JACK IN THE BOX
di Giuseppe Agnoletti

Perchè sono tornato qui?
Lo so è un luogo comune, si dice che l'assassino ritorni sempre sul luogo del delitto, ma per quale motivo? Forse per assicurarsi che, nonostante l'accaduto, tutto appaia sotto la tranquillizzante luce della normalità o per un inconscio desiderio di farsi scoprire? Magari per provare il brivido di potere passeggiare sulla superficie che nasconde, poco più sotto, il cadavere di chi si è ucciso.
Non lo saprei dire.
Comunque sia mi trovo ancora in questa vecchia casa diroccata, avvolta nella penombra quasi da chiesa che la pervade; il posto dove l'ho ucciso, e dove l'ho nascosto.
Ci conoscevamo da sempre, si può dire e parlo di una di quelle amicizie che avevano resistito a tutto, ma proprio a tutto. Credo che in fondo sia stato giusto così, se qualcuno doveva porre fine alla sua esistenza, la persona più adatta a farlo ero proprio io. Solo io e nessun altro.

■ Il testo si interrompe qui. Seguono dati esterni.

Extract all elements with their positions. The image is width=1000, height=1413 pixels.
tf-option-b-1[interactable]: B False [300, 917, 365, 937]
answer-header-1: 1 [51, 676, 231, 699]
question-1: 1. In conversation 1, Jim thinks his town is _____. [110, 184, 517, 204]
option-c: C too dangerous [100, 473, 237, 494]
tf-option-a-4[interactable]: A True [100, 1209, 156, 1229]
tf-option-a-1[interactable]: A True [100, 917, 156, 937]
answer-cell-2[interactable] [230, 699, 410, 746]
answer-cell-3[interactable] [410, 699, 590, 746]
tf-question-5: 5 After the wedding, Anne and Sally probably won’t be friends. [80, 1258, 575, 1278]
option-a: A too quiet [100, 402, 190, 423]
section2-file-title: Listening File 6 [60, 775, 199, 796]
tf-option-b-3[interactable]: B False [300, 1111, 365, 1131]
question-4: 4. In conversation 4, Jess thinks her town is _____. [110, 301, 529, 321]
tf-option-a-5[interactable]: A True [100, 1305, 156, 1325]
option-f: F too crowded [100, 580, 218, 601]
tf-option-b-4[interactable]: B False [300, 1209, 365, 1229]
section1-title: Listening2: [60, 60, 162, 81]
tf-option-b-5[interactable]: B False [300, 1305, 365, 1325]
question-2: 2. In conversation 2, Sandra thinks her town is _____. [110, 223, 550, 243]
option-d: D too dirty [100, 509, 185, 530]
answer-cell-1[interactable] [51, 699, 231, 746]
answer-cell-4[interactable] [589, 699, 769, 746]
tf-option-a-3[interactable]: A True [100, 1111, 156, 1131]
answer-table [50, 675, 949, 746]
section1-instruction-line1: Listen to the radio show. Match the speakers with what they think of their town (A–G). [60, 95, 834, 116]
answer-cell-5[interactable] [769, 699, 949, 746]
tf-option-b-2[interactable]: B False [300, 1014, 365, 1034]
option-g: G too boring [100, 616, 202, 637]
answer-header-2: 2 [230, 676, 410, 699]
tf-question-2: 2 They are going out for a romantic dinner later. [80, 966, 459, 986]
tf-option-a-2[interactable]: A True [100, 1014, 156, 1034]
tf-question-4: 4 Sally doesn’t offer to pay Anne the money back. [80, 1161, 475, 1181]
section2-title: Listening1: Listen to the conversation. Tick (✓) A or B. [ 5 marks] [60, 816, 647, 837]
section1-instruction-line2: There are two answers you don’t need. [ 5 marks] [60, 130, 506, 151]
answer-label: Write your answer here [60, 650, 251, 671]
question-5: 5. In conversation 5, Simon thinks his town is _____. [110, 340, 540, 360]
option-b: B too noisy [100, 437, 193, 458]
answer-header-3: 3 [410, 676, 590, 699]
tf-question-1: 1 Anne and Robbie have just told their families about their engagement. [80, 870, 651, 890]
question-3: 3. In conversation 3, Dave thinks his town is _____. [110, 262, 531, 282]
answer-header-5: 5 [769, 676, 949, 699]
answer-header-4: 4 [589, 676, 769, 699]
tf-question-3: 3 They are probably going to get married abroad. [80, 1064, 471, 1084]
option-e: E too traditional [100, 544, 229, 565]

Per quale motivo? Chiedete.
Detto così può sembrare banale. Sì avete indovinato, a causa di una donna, ma non una uguale a tante altre, altrimenti ce la saremmo divisa come abbiamo sempre fatto. Marina si chiama. Un nome semplice che a pronunciarlo riporta alla mente le basse dune di questo litorale sabbioso, il nome di una donna come, ne sono certo, mai ne avete conosciute di eguali. Bella certo, anzi splendida, ma con un qualche cosa in più dentro di sè che la rendeva una creatura quasi da sogno. Inconcepibile spartirla e non c'era altra possibilità visto che anche lui la desiderava.
È accaduto in questa casa abbandonata, nei pressi del fiume, vicino al luogo dove sfocia nel mare. L'inconfondibile dimora coi muri rossi intrisi di salsedine, capaci ancora di incendiarsi di un rosso cupo e violento quando il sole al tramonto filtra fra i salici che la circondano. Un tempo, quando eravamo bambini, era il nostro luogo di giochi preferito. Qui andavamo a caccia di fantasmi vagando, dolcemente terrorizzati, nella penombra delle stanze fredde e vuote. Fermi sulla soglia della scala in pietra grigia osservavamo i gradini gonfi d'umidità precipitare e scomparire in quella sorta di pozza oscura che era l'accesso al seminterrato. Trattenevamo il fiato, poi, prendendoci per mano, iniziavamo la lenta discesa. Loro erano laggiù e ci aspettavano. Sapevamo, nelle nostre fantasie infantili, che gli spiriti amavano rintanarsi in quel luogo sotterraneo e che di sicuro, nell'angolo più buio, dove giaceva accatastata una pila di vecchie tegole ricoperte di muschio viscido e verdastro, ci avrebbero teso un agguato.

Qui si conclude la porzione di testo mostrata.